Some productions may reach for undercurrents of poignancy or pathos in the tug between universal loneliness and selfishness, or the desperate aspirations of the lowest middle classes in that period. Director (and the new Young Vic Artistic Director) Nadia Fall and the excellent cast mine it for every twisted laugh and revel in the absolute absence of morality. We may no longer be outraged by lads in leather, affairs, unwed mothers or even murder, but Orton's razor sharp lines still land and his hatred of the hypocrisy of the veneer of public decency still excoriates.

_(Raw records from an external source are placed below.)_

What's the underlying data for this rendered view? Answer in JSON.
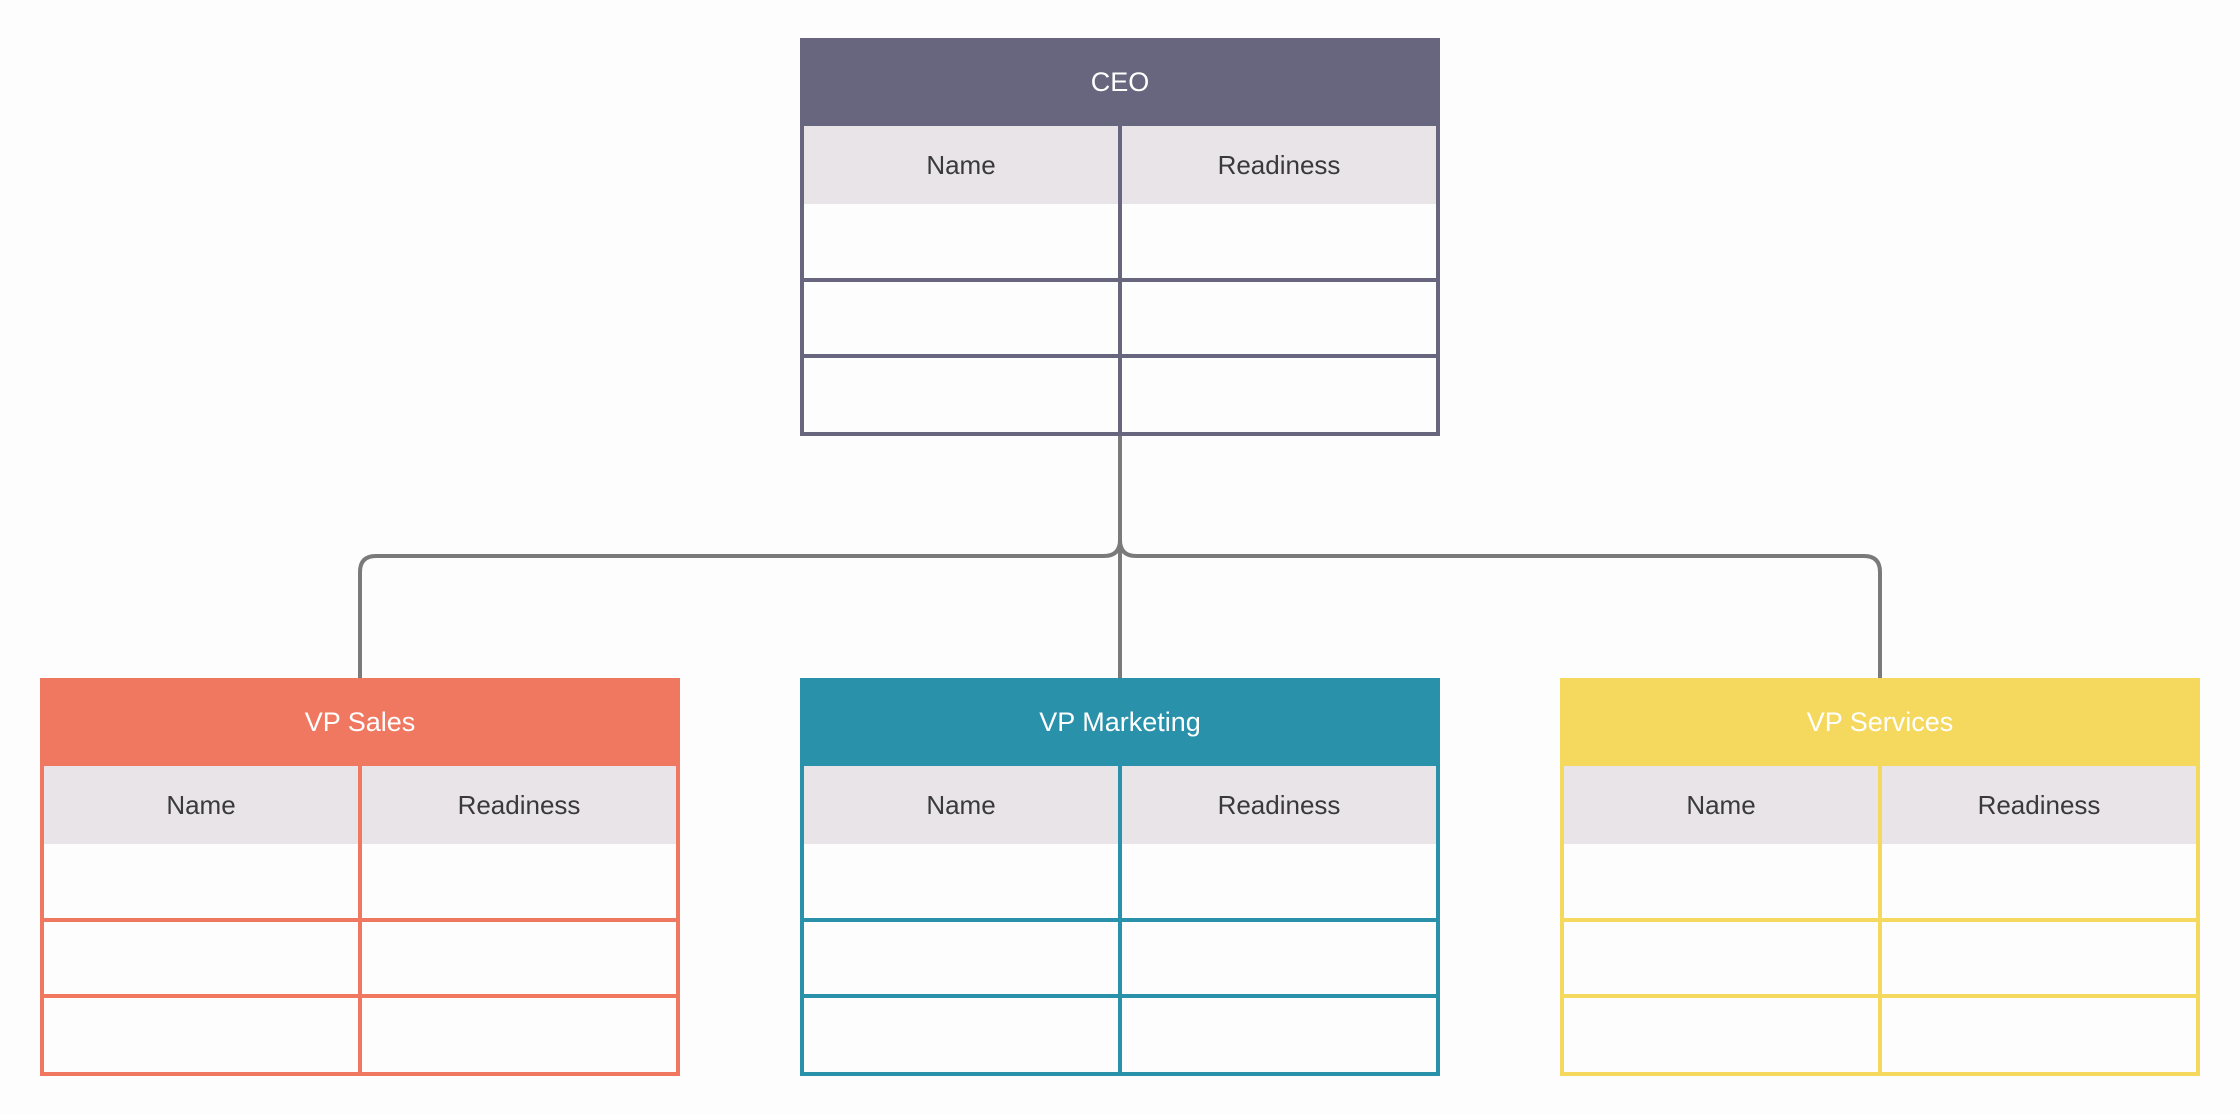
{
  "diagram": {
    "connector_color": "#7a7a7a",
    "ceo": {
      "title": "CEO",
      "color": "#67667e",
      "columns": [
        "Name",
        "Readiness"
      ],
      "rows": [
        [
          "",
          ""
        ],
        [
          "",
          ""
        ],
        [
          "",
          ""
        ]
      ]
    },
    "vp_sales": {
      "title": "VP Sales",
      "color": "#f07860",
      "columns": [
        "Name",
        "Readiness"
      ],
      "rows": [
        [
          "",
          ""
        ],
        [
          "",
          ""
        ],
        [
          "",
          ""
        ]
      ]
    },
    "vp_marketing": {
      "title": "VP Marketing",
      "color": "#2a91aa",
      "columns": [
        "Name",
        "Readiness"
      ],
      "rows": [
        [
          "",
          ""
        ],
        [
          "",
          ""
        ],
        [
          "",
          ""
        ]
      ]
    },
    "vp_services": {
      "title": "VP Services",
      "color": "#f5d95f",
      "columns": [
        "Name",
        "Readiness"
      ],
      "rows": [
        [
          "",
          ""
        ],
        [
          "",
          ""
        ],
        [
          "",
          ""
        ]
      ]
    }
  }
}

At its twisted heart is Outhwaite's toweringly monstrous Kath. A meticulously constructed mix of those Ealing comedies affected vowels, delirious ditziness and initially concealed calculating cunning, she flips from cougar to cooingly maternal, from a transparent négligée to rummaging for her false teeth under the chaise. Her delivery of Orton's ornate, artificially exaggerated dialogue is a dream, a dark comedic masterpiece.

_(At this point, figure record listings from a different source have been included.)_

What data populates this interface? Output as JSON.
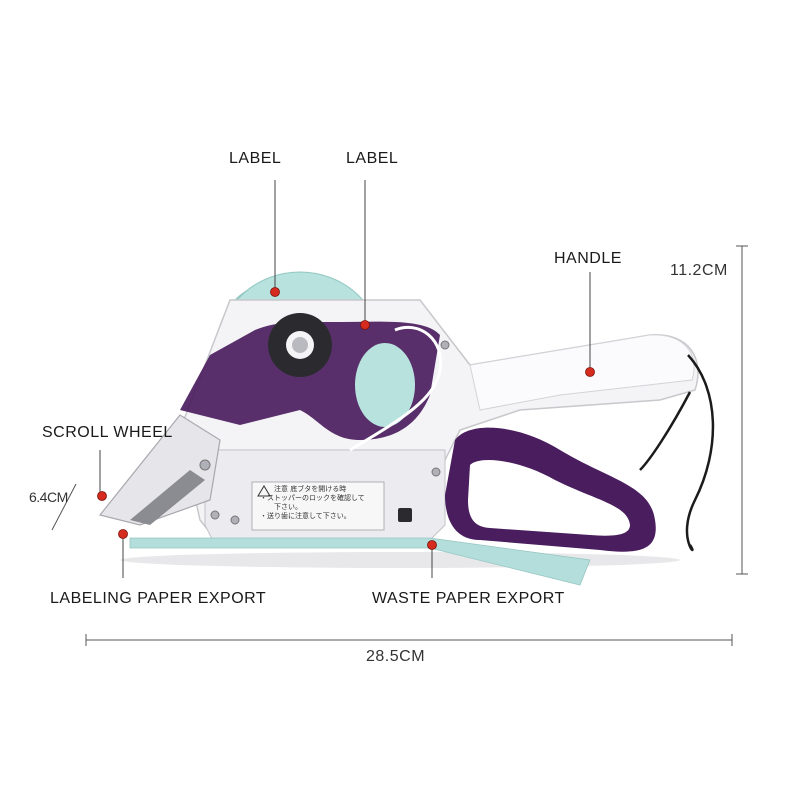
{
  "labels": {
    "label_top_left": "LABEL",
    "label_top_right": "LABEL",
    "handle": "HANDLE",
    "scroll_wheel": "SCROLL WHEEL",
    "labeling_paper_export": "LABELING PAPER EXPORT",
    "waste_paper_export": "WASTE PAPER EXPORT"
  },
  "dimensions": {
    "height": "11.2CM",
    "width": "28.5CM",
    "nose": "6.4CM"
  },
  "warning_plate": {
    "line1": "注意  底ブタを開ける時",
    "line2": "・ストッパーのロックを確認して",
    "line3": "下さい。",
    "line4": "・送り歯に注意して下さい。"
  },
  "colors": {
    "body": "#f4f4f6",
    "purple": "#4a1d5e",
    "label_roll": "#a9dad6",
    "marker": "#d62b1f",
    "line": "#444444"
  }
}
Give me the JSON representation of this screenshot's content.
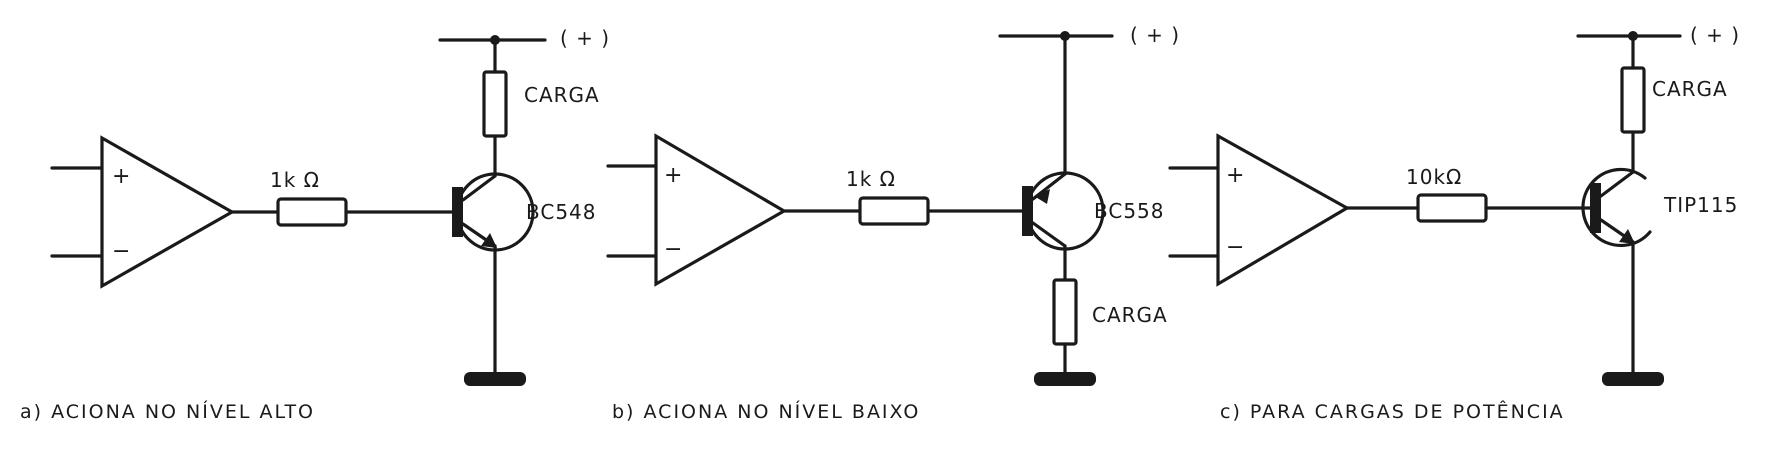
{
  "circuits": [
    {
      "caption": "a) ACIONA NO NÍVEL ALTO",
      "resistor": "1k Ω",
      "transistor": "BC548",
      "load": "CARGA",
      "supply": "( + )",
      "plus": "+",
      "minus": "−"
    },
    {
      "caption": "b) ACIONA NO NÍVEL BAIXO",
      "resistor": "1k Ω",
      "transistor": "BC558",
      "load": "CARGA",
      "supply": "( + )",
      "plus": "+",
      "minus": "−"
    },
    {
      "caption": "c) PARA CARGAS DE POTÊNCIA",
      "resistor": "10kΩ",
      "transistor": "TIP115",
      "load": "CARGA",
      "supply": "( + )",
      "plus": "+",
      "minus": "−"
    }
  ]
}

Kath has lured handsome young Sloane to her crumbling house to be a tenant, with a gimlet eye on making him both lover and surrogate son. The chintzily faded property stands alone next to a huge rubbish dump, the sole building of a development that never, well, developed. Staged in the round, broken furniture circles the action while a giant intricate sculptural spiral of bed frames, birdcages, prams etc hangs overhead, both the remnants of numerous lives and symbols of all that has blown apart below. It's stunning.
Former Rizzle Kicks pop star Jordan Stephens makes his stage debut as the handsome young man who will restart two lives and end a third. Initially rather a blank page for Kath and then her self-made brother Ed to project their hopes and desires upon, he flaunts his physical assets and smirks in self-satisfaction. But as he increasingly appears to get what he wants, his performance deepens, as we (and eventually he) realise that actually he may be the most lost of all, and the victim of those very traps he is so cockily setting.

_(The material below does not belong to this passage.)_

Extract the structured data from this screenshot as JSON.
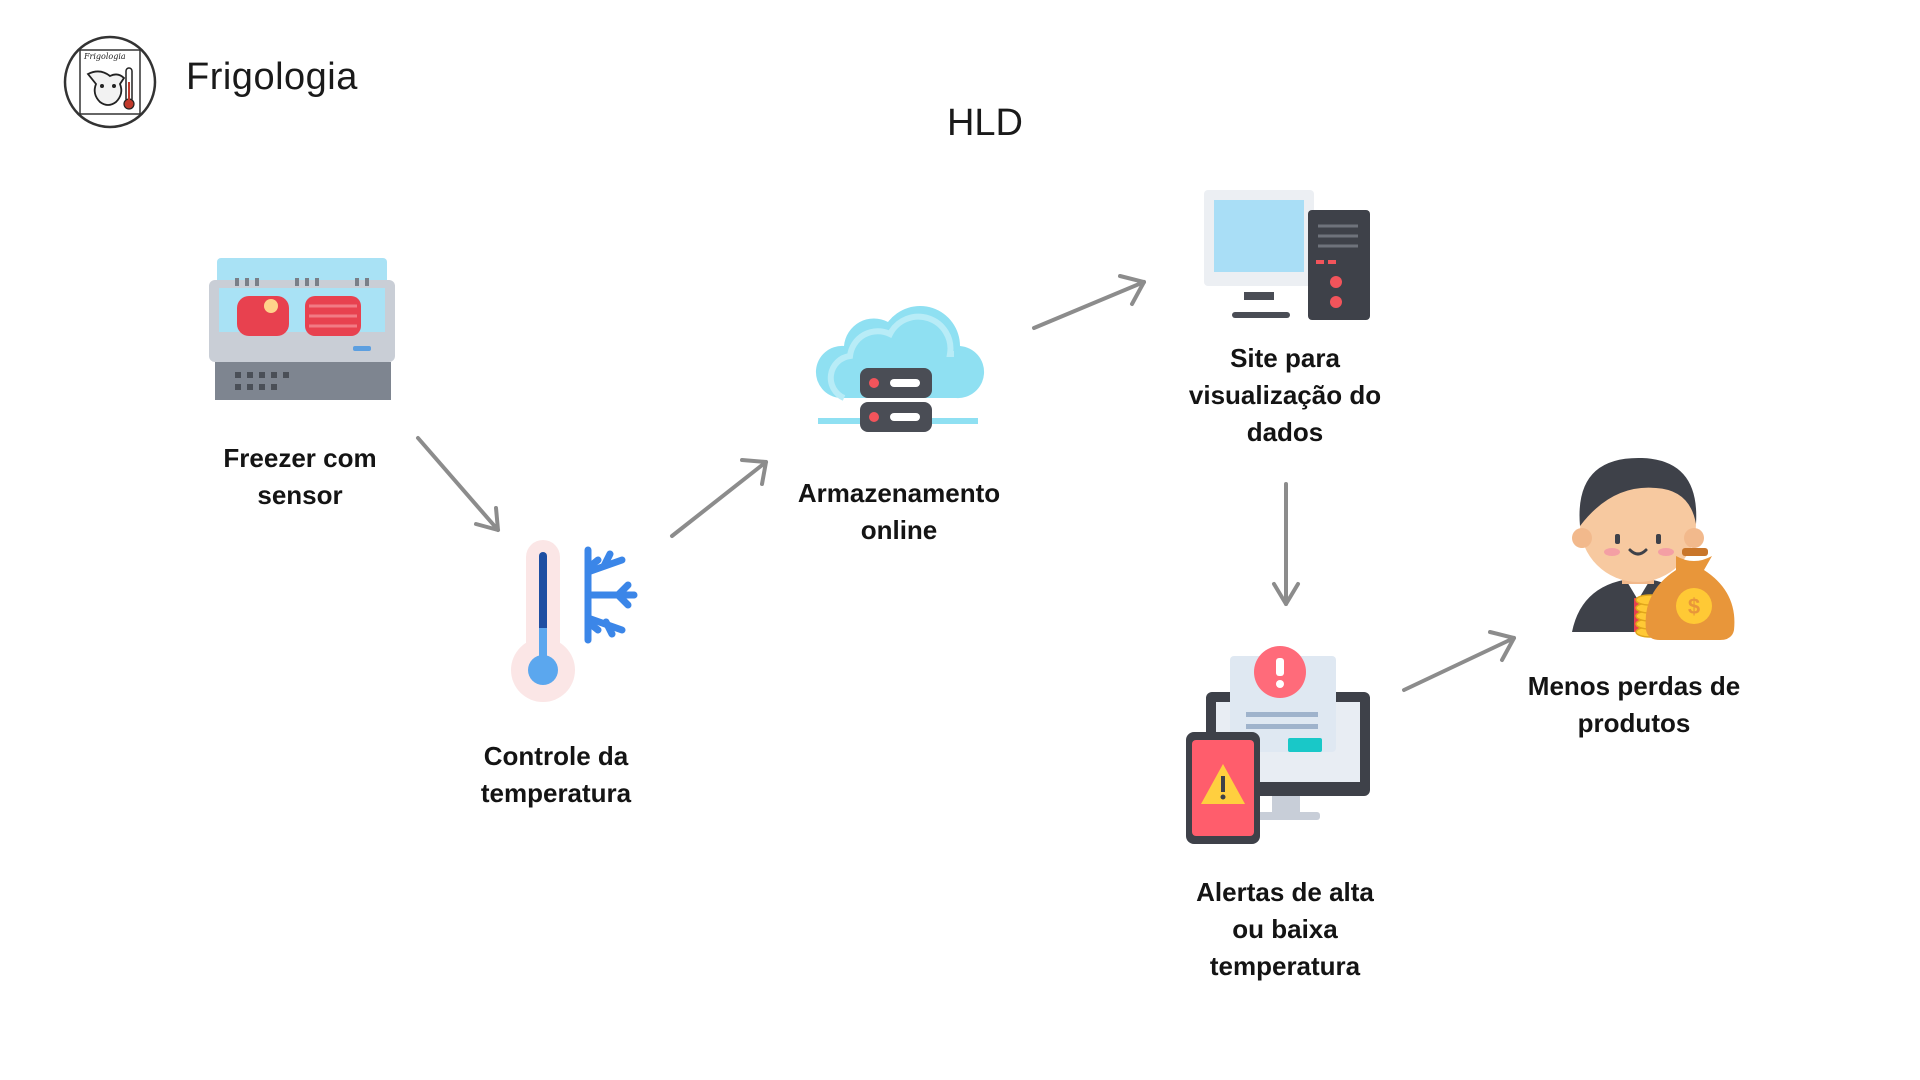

Daniel Cerqueira's Ed is wonderfully preening and pompous, the most concerned of all about public appearances. He matches Outhwaite in his mastery of Orton's meter but unlike Kath, Ed is in denial about his own desires. He's gloriously unable to hear himself, like when Sloane asks for an Aston Martin and he declares, "I wish I could give you one." Oh, we're sure you do, Ed...
Christopher Fairbank is fantastically decrepit as the mouldering, shambling patriarch Kemp, the only one who sees through Sloane and knows of his past heinous crime.
Amid the zingers and pitiless social satire, there are jolting moments of violence and references to rape that can still shock jaded modern audiences. And in a world and sociopolitical climate where morality, decency and the truth are under bitter attack, the behaviour of Kath, Ed and Sloane still remains jaw-dropping in its blatancy.
Reducing the three acts to two halves delivers an absolute joyride before the interval. Upon its return, the pacing falters, it definitely sags for a stretch, and most definitely suffers when the electrifying Outhwaite is off-stage. But it finds and builds momentum towards a wonderfully warped ending that I found, perhaps worryingly, deliciously satisfying.
Mr Sloane may get his comeuppance, but the royal we are most wonderfully entertained.